Yeah, I recently purchased some of your Winchester Ranger 50 round box of 9mm +P+ 127 GR. T-Series ammunition for my Beretta 92fs. In the user manual it says that this pistol is manufactured to industry specification for CIP SAMMI ammunition. Can I safely shoot these rounds in my Beretta 92fs?


----------



## Overkill0084 (Nov 28, 2010)

+P+ is not a SAAMI spec. So if your manual does not specifically address +P+ ammo, you are quite likely voiding your warranty (theoretically at least, much the same way reloaders void theirs.) The 92 is a Military/Law Enforcement pistol, so I suspect that limited use will not damage anything. That said, it ain't plinking ammo and it will very likely accelerate wear.


----------



## SicSemper (Aug 30, 2012)

Says on the back of the box...
"These cartridges are loaded to specifications which require higher velocity and higher pressure than conventional 9mm Luger cartidges. They are designed for use by law enforcement agencies only in modern pistols. Maximum average pressue is 20% to 25% higher (approximately 40,000 C.U.P.) than industry standard pressure for 9mm Luger."


----------



## SicSemper (Aug 30, 2012)

Just call Beretta, they said it would mess up the gun; $47.50 I paid to get a box of 50 rounds of this stuff it ship here now it's worthless


----------



## Overkill0084 (Nov 28, 2010)

I'd be shocked if they would actually cause a catastrophic failure. They are simply harder on the gun. 
Think of it like drag racing your new car. While I wouldn't recommend it as a regular driving style, one friday night at the strip isn't likely to destroy anything. Providing you don't get stupid of course. I'd be willing to bet that agencies that issue Beretta 92s have put +P+ ammo through them without any issues on occasion.


----------



## TedDeBearFrmHell (Jul 1, 2011)

SicSemper said:


> Just call Beretta, they said it would mess up the gun; $47.50 I paid to get a box of 50 rounds of this stuff it ship here now it's worthless


certainly not worthless, i will give you $10, shipped and shoot it thru my taurus.

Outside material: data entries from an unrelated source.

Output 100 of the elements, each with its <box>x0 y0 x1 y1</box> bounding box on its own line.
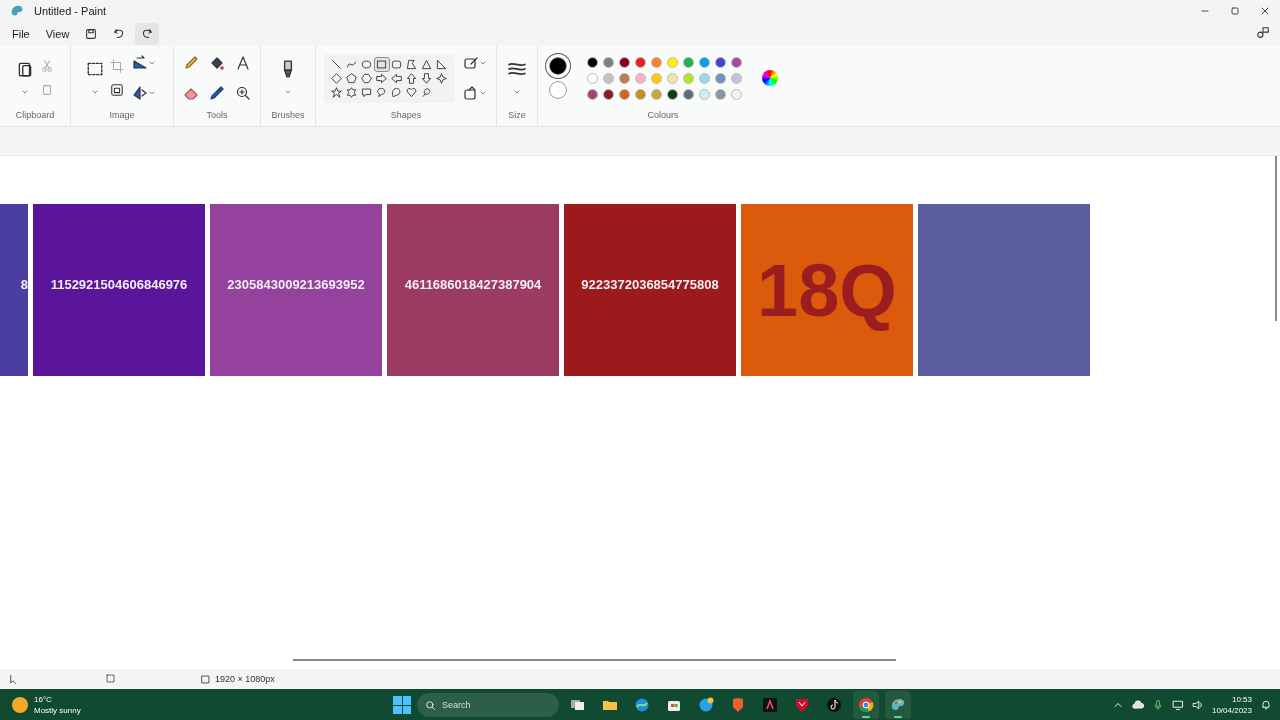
shape-icon[interactable] <box>344 85 359 99</box>
shape-icon[interactable] <box>434 57 449 71</box>
colour-swatch[interactable] <box>602 88 614 100</box>
dropdown-icon[interactable] <box>513 88 521 96</box>
app-icon <box>826 697 842 713</box>
notification-icon[interactable] <box>1260 699 1272 711</box>
shape-icon[interactable] <box>344 71 359 85</box>
shape-icon[interactable] <box>359 57 374 71</box>
colour-swatch[interactable] <box>618 56 630 68</box>
shape-icon[interactable] <box>389 57 404 71</box>
close-icon[interactable] <box>1259 5 1271 17</box>
colour-swatch[interactable] <box>682 88 694 100</box>
taskbar-app[interactable] <box>853 691 879 719</box>
shape-icon[interactable] <box>419 71 434 85</box>
search-icon <box>425 699 436 711</box>
dropdown-icon[interactable] <box>478 59 487 67</box>
maximize-icon[interactable] <box>1229 5 1241 17</box>
primary-colour[interactable] <box>548 57 567 75</box>
colour-swatch[interactable] <box>618 72 630 84</box>
app-icon <box>762 697 778 713</box>
colour-swatch[interactable] <box>618 88 630 100</box>
start-icon[interactable] <box>393 696 411 714</box>
fill-icon[interactable] <box>209 55 225 71</box>
shape-icon[interactable] <box>419 57 434 71</box>
shape-icon[interactable] <box>329 71 344 85</box>
network-icon[interactable] <box>1171 699 1184 711</box>
shape-icon[interactable] <box>374 57 389 71</box>
colour-swatch[interactable] <box>682 56 694 68</box>
zoom-icon[interactable] <box>235 85 251 101</box>
shape-icon[interactable] <box>329 85 344 99</box>
dropdown-icon[interactable] <box>148 89 156 97</box>
colour-swatch[interactable] <box>666 72 678 84</box>
microphone-icon[interactable] <box>1151 699 1164 711</box>
dropdown-icon[interactable] <box>91 88 99 96</box>
share-icon[interactable] <box>1256 26 1270 40</box>
menu-item[interactable]: File <box>6 24 36 44</box>
shape-icon[interactable] <box>434 71 449 85</box>
shape-icon[interactable] <box>404 57 419 71</box>
colour-swatch[interactable] <box>682 72 694 84</box>
colour-swatch[interactable] <box>586 88 598 100</box>
resize-icon[interactable] <box>110 83 124 97</box>
colour-swatch[interactable] <box>666 56 678 68</box>
colour-swatch[interactable] <box>586 56 598 68</box>
flip-icon[interactable] <box>132 85 148 101</box>
colour-swatch[interactable] <box>650 56 662 68</box>
search-field[interactable]: Search <box>417 693 559 717</box>
redo-icon[interactable] <box>140 27 155 41</box>
app-icon <box>858 697 874 713</box>
horizontal-scrollbar[interactable] <box>293 659 896 661</box>
shape-icon[interactable] <box>389 71 404 85</box>
colour-swatch[interactable] <box>698 56 710 68</box>
dropdown-icon[interactable] <box>478 89 487 97</box>
save-icon[interactable] <box>84 27 99 41</box>
colour-swatch[interactable] <box>634 56 646 68</box>
group-label: Shapes <box>390 110 422 122</box>
clock-time: 10:53 <box>1231 694 1252 705</box>
shape-fill-icon[interactable] <box>462 85 479 101</box>
colour-swatch[interactable] <box>714 88 726 100</box>
colour-swatch[interactable] <box>714 56 726 68</box>
colour-swatch[interactable] <box>602 56 614 68</box>
colour-swatch[interactable] <box>634 88 646 100</box>
select-icon[interactable] <box>86 60 104 78</box>
colour-swatch[interactable] <box>666 88 678 100</box>
outline-icon[interactable] <box>462 55 479 71</box>
colour-swatch[interactable] <box>714 72 726 84</box>
pencil-icon[interactable] <box>183 55 199 71</box>
shape-icon[interactable] <box>374 71 389 85</box>
shape-icon[interactable] <box>359 85 374 99</box>
cloud-icon[interactable] <box>1131 699 1144 711</box>
colour-swatch[interactable] <box>698 88 710 100</box>
tile-number: 4611686018427387904 <box>404 276 542 294</box>
dropdown-icon[interactable] <box>21 88 29 96</box>
colour-swatch[interactable] <box>730 88 742 100</box>
colour-swatch[interactable] <box>602 72 614 84</box>
shape-icon[interactable] <box>329 57 344 71</box>
shape-icon[interactable] <box>404 71 419 85</box>
rotate-icon[interactable] <box>132 55 148 71</box>
volume-icon[interactable] <box>1191 699 1204 711</box>
colour-swatch[interactable] <box>698 72 710 84</box>
weather-icon[interactable] <box>12 697 28 713</box>
colour-swatch[interactable] <box>730 72 742 84</box>
group-label: Image <box>109 110 135 122</box>
vertical-scrollbar[interactable] <box>1275 156 1277 321</box>
paste-icon[interactable] <box>16 60 34 78</box>
dropdown-icon[interactable] <box>284 88 292 96</box>
colour-swatch[interactable] <box>634 72 646 84</box>
dropdown-icon[interactable] <box>148 59 156 67</box>
picker-icon[interactable] <box>209 85 225 101</box>
size-icon[interactable] <box>508 60 526 78</box>
secondary-colour[interactable] <box>548 81 567 99</box>
text-icon[interactable] <box>235 55 251 71</box>
menu-item[interactable]: View <box>39 24 76 44</box>
taskbar-app[interactable] <box>885 691 911 719</box>
shape-icon[interactable] <box>359 71 374 85</box>
colour-swatch[interactable] <box>650 72 662 84</box>
shape-icon[interactable] <box>404 85 419 99</box>
colour-swatch[interactable] <box>650 88 662 100</box>
colour-swatch[interactable] <box>586 72 598 84</box>
colour-swatch[interactable] <box>730 56 742 68</box>
colour-wheel-icon[interactable] <box>761 70 778 86</box>
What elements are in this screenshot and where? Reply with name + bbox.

i have shot many hundreds of rounds of samson smg ammo without a hick-up....


----------



## SouthernBoy (Jun 27, 2007)

SicSemper said:


> Yeah, I recently purchased some of your Winchester Ranger 50 round box of 9mm +P+ 127 GR. T-Series ammunition for my Beretta 92fs. In the user manual it says that this pistol is manufactured to industry specification for CIP SAMMI ammunition. Can I safely shoot these rounds in my Beretta 92fs?


That round, # RA9TA, comes in at 42,000 psi so definitely make sure your gun will handle these pressures.


----------



## berettabone (Jan 23, 2012)

I have owned various caliber Beretta's for years..........I wouldn't shoot that ammo out of mine......and why? If you want to shoot heavy loads, buy a revolver. Why put extra wear and tear on your firearm. If I haven't talked you out of it, I would at least change out the recoil spring, for something a bit stiffer.....saves wear and tear on your slide.


----------



## chessail77 (Mar 15, 2011)

I know it can be shot through an HK, but Sig says "no"


----------



## berettatoter (Sep 1, 2011)

I won't run +P+ in any gun I own.


----------



## denner (Jun 3, 2011)

SicSemper said:


> Yeah, I recently purchased some of your Winchester Ranger 50 round box of 9mm +P+ 127 GR. T-Series ammunition for my Beretta 92fs. In the user manual it says that this pistol is manufactured to industry specification for CIP SAMMI ammunition. Can I safely shoot these rounds in my Beretta 92fs?


You can purchase Wolff recoil springs in the 15,16,17, 18, 19, 20 pound range and shoot the +p+ to your hearts content, just make sure your pistol cycles properly w/ the intended +p+ round and the higher poundage recoil spring. You would need a steel guiderod swap out as well if you don't already have one. The factory spring is 13 pounds. I use the 15 pound spring and it cycles everything I run through it.


----------